# Hodgson Bass Tournament August 19



## live4fishn (Feb 27, 2012)

Just called the office at Hodgson, there is a tournament on Sunday August 19. 7am-1pm $10 entry fee with an optional $5 big bass pot. Lets see how many people we can get to show up.


----------



## Rmelz (May 24, 2011)

Does the $10 include the launching fee, and fishing fee?


----------



## live4fishn (Feb 27, 2012)

The tournament is not being sponsored by the office. So, the entry fee does not cover a boat rental.


----------



## live4fishn (Feb 27, 2012)

or launching and fishing fees


----------



## ladster3 (Aug 9, 2012)

Any where I can get more info on this tourney 1 or 2 man etc.


----------



## live4fishn (Feb 27, 2012)

You can call the office with questions. I did not ask if it was single or two man teams. I'm hoping for two man team. I may call tomorrow to find out.


----------



## PBASS (Jun 13, 2012)

It is my Tournament.

1 or 2 people per boat.. 

DO NOT CALL THE OFFICE ABOUT THE TOURNAMENT... 

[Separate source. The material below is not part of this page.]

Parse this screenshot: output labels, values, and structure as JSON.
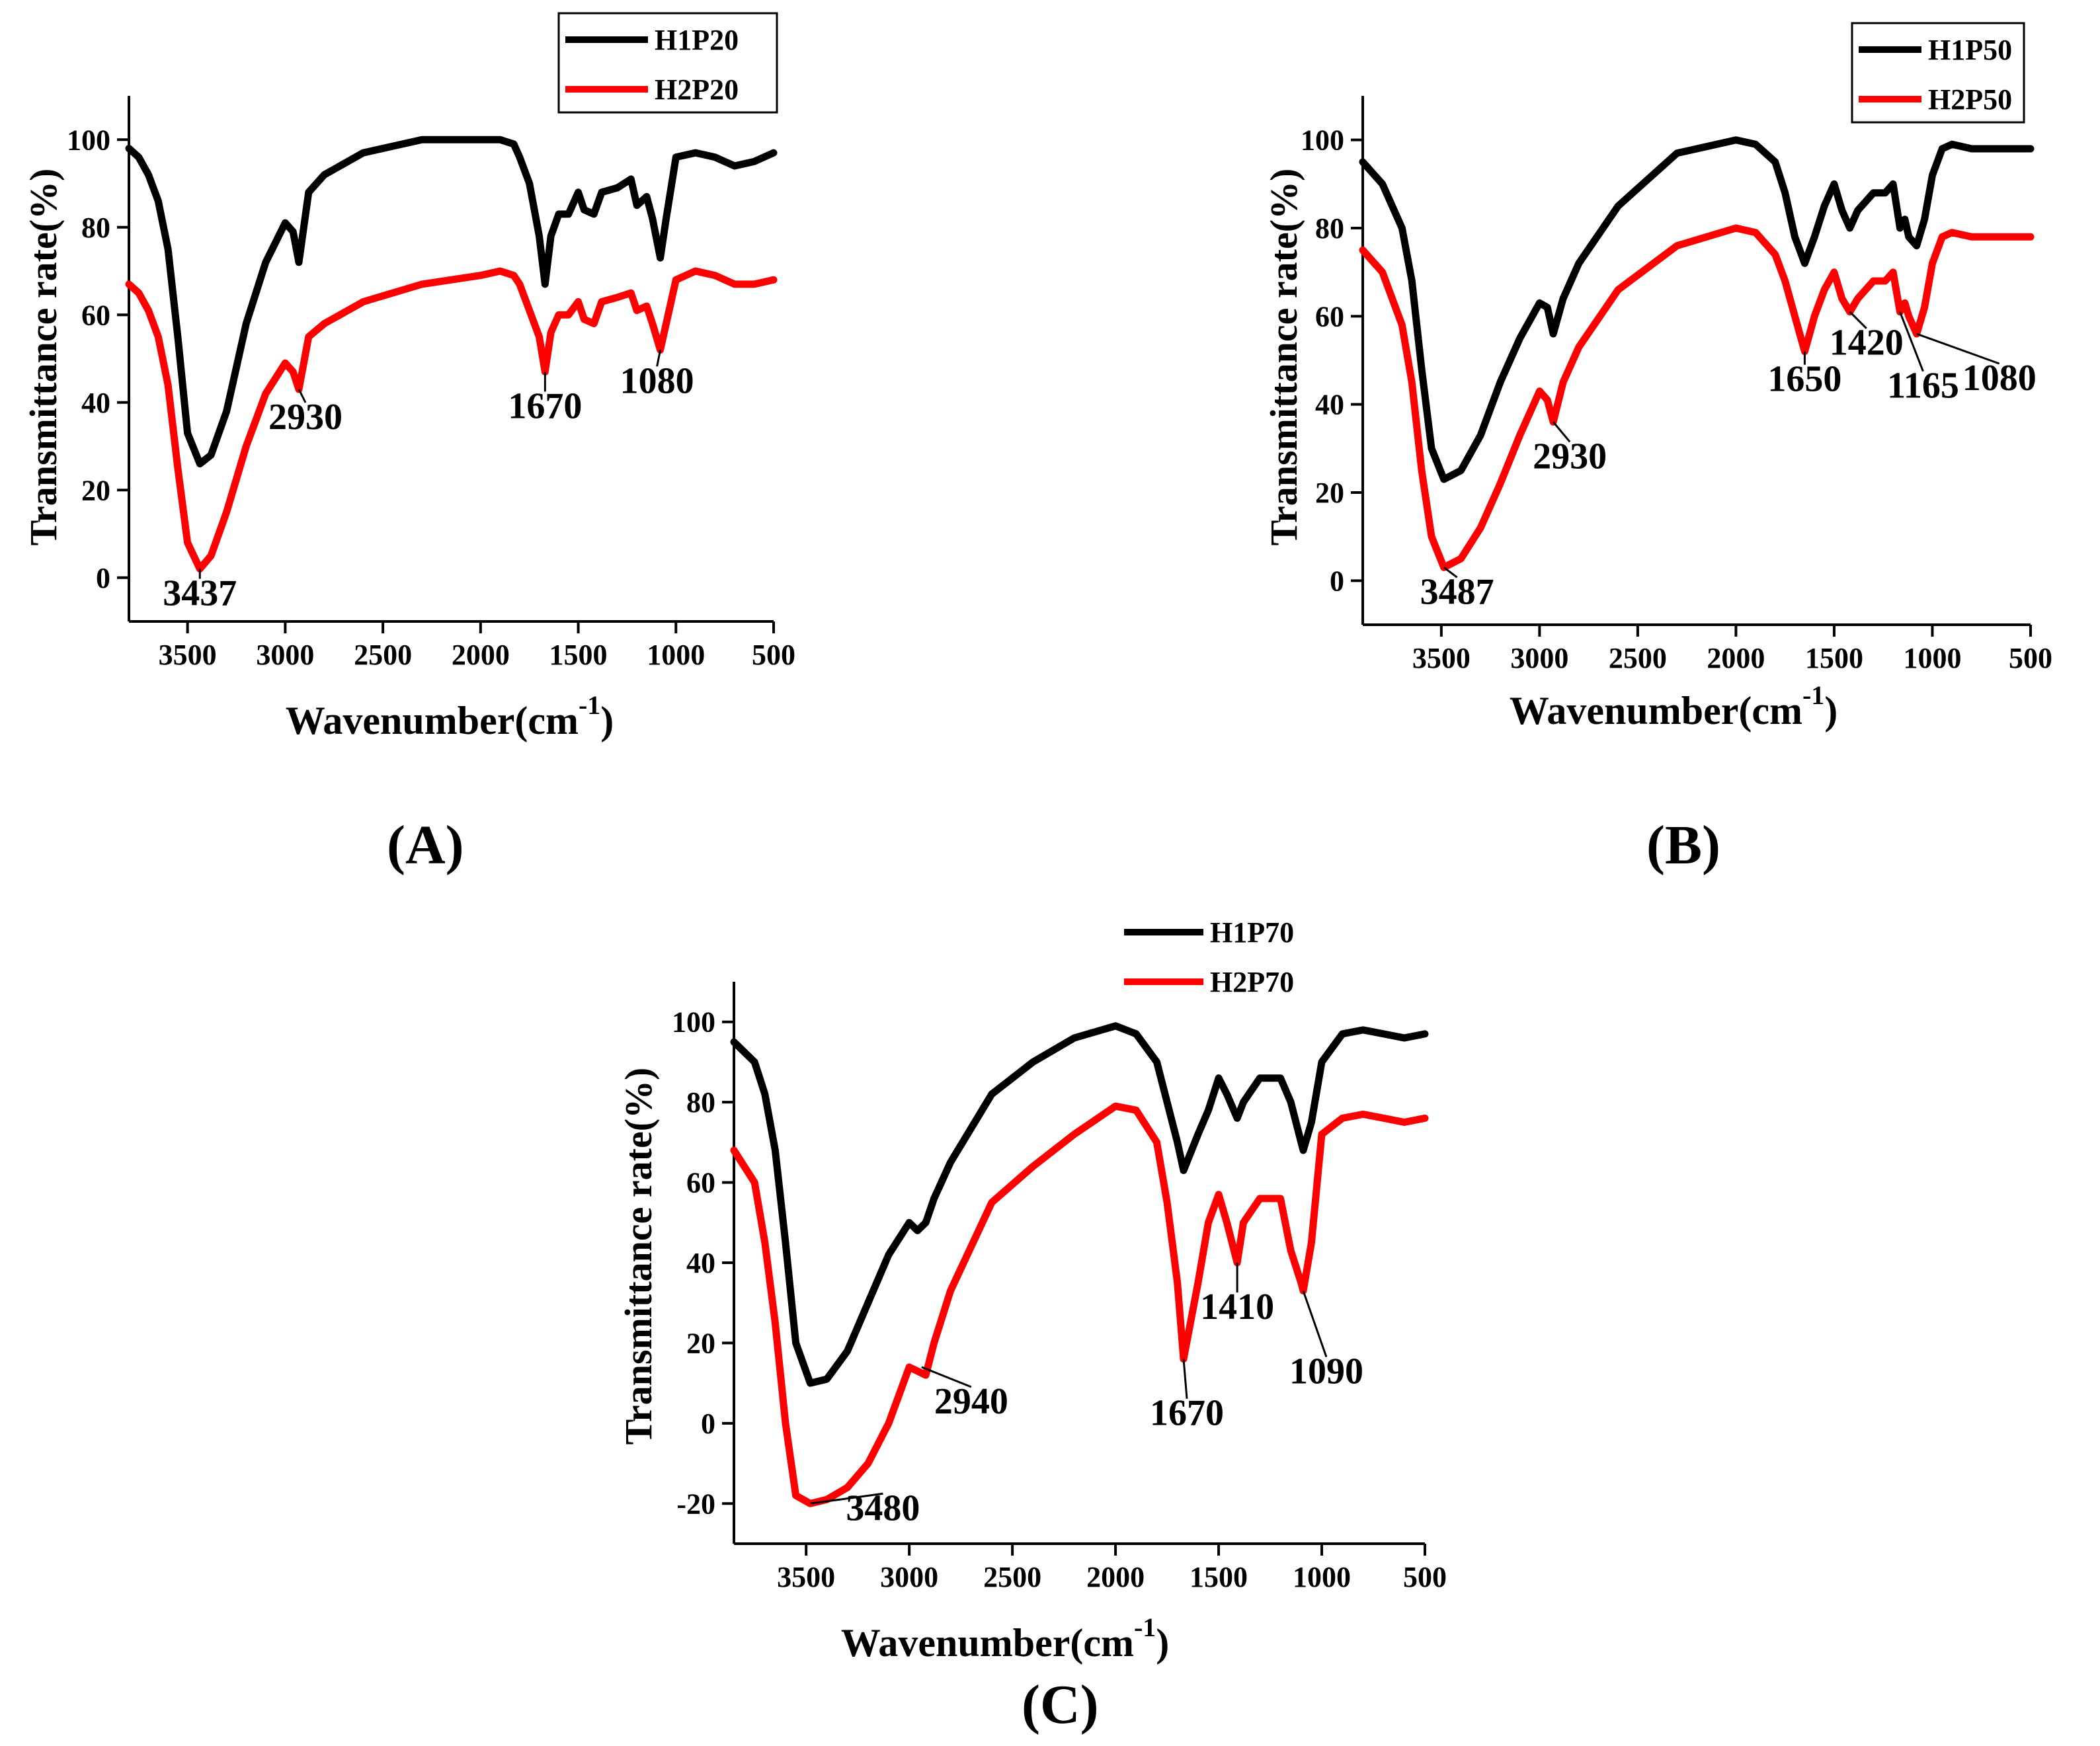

IF IT IS A HASSLE FOR THE OFFICE, THEY MAY NOT LET THIS CONTINUE!!!!

*Anyone interested can PM me. And i will provide info.*


----------



## Rmelz (May 24, 2011)

PBASS said:


> It is my Tournament.
> 
> 1 or 2 people per boat..
> 
> ...


I thnk it's good that your hosting it, but if you don't want the office bothered maybe next time you should put your phone number on the flyer.


----------



## PBASS (Jun 13, 2012)

I guess next time I will do that. I put a copy of the rules with the Flyer in the office... So anyone who was "at" the lake would see it.

But I will put my number on the next one.
Thanks


----------



## legendaryyaj (Nov 1, 2005)

Results? 

I would have fished but ended up having to cover a shift.


----------



## PBASS (Jun 13, 2012)

Over 9lbs won 
Over 6lbs for 2nd
A little over 4lbs. took 3rd.

Big Bass was over 4lbs 


( I can't remember the exact weights..)


----------